My upgraded river view was pretty nice.



And it was even better at night.




The exterior of the hotel, both front and back, also light up at night.

Unfortunately, this is the only five star hotel I've ever slept in that didn't have full blackout curtains. Even with the curtains fully drawn, light bleeds through not just the top and bottom, but straight through the fabric of the curtains in the morning.




I'd consider Tianjin to be the breakfast food capital of China, and the hotel certainly leans into that, with plenty of local options.

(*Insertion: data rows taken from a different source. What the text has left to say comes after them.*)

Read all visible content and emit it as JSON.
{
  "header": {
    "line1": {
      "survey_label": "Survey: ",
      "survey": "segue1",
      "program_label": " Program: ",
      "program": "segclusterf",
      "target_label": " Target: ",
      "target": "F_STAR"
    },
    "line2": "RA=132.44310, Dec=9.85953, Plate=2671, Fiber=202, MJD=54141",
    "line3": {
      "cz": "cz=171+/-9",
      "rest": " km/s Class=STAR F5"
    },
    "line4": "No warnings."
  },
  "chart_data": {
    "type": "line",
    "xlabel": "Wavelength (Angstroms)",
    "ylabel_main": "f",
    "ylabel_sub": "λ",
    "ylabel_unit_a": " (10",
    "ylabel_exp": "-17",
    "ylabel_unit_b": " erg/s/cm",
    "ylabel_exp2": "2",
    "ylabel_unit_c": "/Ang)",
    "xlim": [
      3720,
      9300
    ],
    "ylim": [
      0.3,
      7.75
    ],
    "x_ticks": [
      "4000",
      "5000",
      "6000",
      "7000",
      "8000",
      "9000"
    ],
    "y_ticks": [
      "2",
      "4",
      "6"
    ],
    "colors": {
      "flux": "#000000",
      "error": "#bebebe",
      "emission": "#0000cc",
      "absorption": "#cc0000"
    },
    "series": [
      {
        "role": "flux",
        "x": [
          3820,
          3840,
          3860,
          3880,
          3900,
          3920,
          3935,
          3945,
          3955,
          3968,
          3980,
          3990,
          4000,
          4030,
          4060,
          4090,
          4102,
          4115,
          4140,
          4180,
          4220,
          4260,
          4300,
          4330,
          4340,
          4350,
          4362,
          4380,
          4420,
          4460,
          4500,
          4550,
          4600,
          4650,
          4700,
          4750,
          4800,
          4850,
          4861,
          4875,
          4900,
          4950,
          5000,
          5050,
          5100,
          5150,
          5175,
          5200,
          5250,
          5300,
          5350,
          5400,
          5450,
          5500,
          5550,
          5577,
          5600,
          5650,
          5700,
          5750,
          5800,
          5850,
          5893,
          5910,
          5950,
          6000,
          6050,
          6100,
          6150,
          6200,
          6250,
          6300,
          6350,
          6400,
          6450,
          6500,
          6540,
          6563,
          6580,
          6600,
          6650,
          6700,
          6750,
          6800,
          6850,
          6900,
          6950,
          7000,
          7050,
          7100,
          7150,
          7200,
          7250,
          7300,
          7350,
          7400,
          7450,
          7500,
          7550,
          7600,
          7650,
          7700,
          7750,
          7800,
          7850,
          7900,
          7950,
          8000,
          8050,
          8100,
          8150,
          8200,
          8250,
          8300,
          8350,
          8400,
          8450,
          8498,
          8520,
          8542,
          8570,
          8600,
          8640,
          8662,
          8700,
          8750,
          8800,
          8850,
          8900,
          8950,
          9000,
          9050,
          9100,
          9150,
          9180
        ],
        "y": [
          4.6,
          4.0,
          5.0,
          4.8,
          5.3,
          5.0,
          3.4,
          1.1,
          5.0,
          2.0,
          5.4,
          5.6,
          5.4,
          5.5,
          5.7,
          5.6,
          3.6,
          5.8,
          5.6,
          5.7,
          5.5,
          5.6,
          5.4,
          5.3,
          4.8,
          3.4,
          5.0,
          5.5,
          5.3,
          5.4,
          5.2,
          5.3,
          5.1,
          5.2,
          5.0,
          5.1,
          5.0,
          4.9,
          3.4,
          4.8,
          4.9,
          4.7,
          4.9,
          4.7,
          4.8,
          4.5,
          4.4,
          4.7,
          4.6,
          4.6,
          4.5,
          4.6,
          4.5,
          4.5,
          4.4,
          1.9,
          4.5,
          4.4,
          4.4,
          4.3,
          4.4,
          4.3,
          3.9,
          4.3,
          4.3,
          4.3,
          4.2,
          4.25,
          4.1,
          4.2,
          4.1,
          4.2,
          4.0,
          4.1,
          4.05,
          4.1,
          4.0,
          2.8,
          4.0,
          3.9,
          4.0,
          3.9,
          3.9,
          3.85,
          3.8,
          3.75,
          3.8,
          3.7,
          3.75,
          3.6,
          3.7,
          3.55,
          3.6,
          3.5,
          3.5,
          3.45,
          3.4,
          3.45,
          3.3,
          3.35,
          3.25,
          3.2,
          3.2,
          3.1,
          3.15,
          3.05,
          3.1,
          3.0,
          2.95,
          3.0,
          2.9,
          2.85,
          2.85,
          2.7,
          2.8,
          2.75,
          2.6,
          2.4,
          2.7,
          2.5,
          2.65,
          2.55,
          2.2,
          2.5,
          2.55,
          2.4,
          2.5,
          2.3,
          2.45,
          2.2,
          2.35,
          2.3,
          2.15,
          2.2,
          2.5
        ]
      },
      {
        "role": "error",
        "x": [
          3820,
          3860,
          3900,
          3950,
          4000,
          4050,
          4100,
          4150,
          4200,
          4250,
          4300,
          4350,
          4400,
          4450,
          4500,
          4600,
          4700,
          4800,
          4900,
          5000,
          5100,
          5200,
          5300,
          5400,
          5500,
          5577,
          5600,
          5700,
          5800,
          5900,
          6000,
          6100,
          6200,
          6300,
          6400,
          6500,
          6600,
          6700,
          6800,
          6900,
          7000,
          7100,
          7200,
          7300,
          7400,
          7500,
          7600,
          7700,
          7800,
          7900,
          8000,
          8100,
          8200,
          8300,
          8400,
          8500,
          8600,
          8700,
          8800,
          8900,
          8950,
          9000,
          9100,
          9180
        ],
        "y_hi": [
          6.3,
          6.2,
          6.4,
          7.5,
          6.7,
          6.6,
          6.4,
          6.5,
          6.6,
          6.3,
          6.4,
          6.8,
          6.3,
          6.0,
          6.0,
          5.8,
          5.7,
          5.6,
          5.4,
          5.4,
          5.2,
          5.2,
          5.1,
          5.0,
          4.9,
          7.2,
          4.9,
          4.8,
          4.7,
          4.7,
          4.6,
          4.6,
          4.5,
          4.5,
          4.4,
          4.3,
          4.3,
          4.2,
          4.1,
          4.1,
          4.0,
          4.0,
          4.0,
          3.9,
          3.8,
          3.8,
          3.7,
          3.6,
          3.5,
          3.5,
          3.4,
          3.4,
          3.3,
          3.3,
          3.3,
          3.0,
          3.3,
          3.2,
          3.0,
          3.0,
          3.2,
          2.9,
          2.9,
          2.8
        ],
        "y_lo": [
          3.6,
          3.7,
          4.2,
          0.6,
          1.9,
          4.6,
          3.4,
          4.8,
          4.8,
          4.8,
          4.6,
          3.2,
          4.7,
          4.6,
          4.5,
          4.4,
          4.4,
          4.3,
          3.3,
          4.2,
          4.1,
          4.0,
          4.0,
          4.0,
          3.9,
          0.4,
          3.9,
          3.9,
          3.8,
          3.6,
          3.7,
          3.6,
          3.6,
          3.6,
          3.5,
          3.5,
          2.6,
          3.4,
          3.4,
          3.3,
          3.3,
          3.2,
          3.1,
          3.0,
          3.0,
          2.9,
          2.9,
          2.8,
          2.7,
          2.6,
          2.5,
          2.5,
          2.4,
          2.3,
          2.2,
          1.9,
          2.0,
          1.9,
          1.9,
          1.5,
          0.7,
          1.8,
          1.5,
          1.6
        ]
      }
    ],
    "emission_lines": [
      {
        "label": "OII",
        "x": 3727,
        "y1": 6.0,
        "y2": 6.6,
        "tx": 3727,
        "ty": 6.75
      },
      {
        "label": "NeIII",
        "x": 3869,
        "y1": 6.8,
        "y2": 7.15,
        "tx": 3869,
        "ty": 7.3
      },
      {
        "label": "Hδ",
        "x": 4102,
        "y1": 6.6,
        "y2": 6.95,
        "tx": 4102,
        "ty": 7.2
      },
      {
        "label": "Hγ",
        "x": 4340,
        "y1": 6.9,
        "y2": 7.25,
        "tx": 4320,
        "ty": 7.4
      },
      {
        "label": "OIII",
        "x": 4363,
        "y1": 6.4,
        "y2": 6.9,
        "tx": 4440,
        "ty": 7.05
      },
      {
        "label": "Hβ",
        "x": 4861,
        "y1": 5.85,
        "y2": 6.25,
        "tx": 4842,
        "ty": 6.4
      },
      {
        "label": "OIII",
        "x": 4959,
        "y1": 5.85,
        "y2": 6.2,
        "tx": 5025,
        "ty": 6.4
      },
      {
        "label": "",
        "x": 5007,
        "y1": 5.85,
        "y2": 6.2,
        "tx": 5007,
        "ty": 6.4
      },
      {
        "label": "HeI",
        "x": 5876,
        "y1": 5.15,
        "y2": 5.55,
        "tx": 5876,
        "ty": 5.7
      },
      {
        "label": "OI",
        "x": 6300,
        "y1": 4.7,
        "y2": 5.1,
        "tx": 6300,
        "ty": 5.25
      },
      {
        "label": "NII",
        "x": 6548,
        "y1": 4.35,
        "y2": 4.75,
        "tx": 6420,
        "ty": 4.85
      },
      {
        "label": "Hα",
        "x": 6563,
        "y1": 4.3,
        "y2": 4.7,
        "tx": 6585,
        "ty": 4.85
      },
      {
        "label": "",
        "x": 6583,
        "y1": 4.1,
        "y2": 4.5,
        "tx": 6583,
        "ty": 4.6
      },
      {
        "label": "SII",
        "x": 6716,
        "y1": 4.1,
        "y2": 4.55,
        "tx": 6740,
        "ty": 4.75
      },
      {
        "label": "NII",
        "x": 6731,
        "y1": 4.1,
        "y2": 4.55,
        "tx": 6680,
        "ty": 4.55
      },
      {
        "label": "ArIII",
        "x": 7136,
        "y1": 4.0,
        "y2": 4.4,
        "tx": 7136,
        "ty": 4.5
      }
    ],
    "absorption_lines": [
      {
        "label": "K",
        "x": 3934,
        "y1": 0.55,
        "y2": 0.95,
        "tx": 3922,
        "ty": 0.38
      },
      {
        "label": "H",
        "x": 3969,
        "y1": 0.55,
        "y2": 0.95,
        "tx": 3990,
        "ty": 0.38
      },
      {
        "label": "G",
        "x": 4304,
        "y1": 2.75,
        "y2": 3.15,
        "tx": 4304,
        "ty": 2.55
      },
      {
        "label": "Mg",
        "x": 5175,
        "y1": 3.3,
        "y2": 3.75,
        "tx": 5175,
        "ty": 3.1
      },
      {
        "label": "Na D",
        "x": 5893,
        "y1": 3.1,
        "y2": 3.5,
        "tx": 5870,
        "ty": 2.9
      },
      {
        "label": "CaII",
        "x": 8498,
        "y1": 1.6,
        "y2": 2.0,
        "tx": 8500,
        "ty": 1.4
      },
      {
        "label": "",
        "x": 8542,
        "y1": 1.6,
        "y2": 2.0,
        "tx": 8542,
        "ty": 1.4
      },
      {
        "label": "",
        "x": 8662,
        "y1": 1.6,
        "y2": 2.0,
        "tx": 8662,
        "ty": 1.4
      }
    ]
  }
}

They were acceptably authentic. The fried dough sticks are still not as crispy as the stuff you get from street stalls, but to be fair to the hotel it's probably also less likely to give you food poisoning.

Strangely, this hotel did not have decaf coffee at breakfast. Can't remember ever seeing that before.



Also, this is totally just the Ikea Fargrik, right? The cheapest mug that Ikea sells? I'd know because I own a ton of these at home. It's a perfectly good mug, but it doesn't feel very luxurious when I know that I bought these things for $1.49 a pop.

I don't want to rag on this hotel too much - with rock bottom expectations going in, I ultimately still had a good enough stay for the cheap prices I paid. It just certainly doesn't feel like it lives up to the St. Regis name, even considering some of the other rather disappointing St. Regis properties I've stayed in (by which I just mean Chicago).

Anyways, that sums up the hotels I stayed in during my week in China. I'll try to post a few pictures of touristy things from the week too if I get the time, but otherwise, next stop, Tokyo.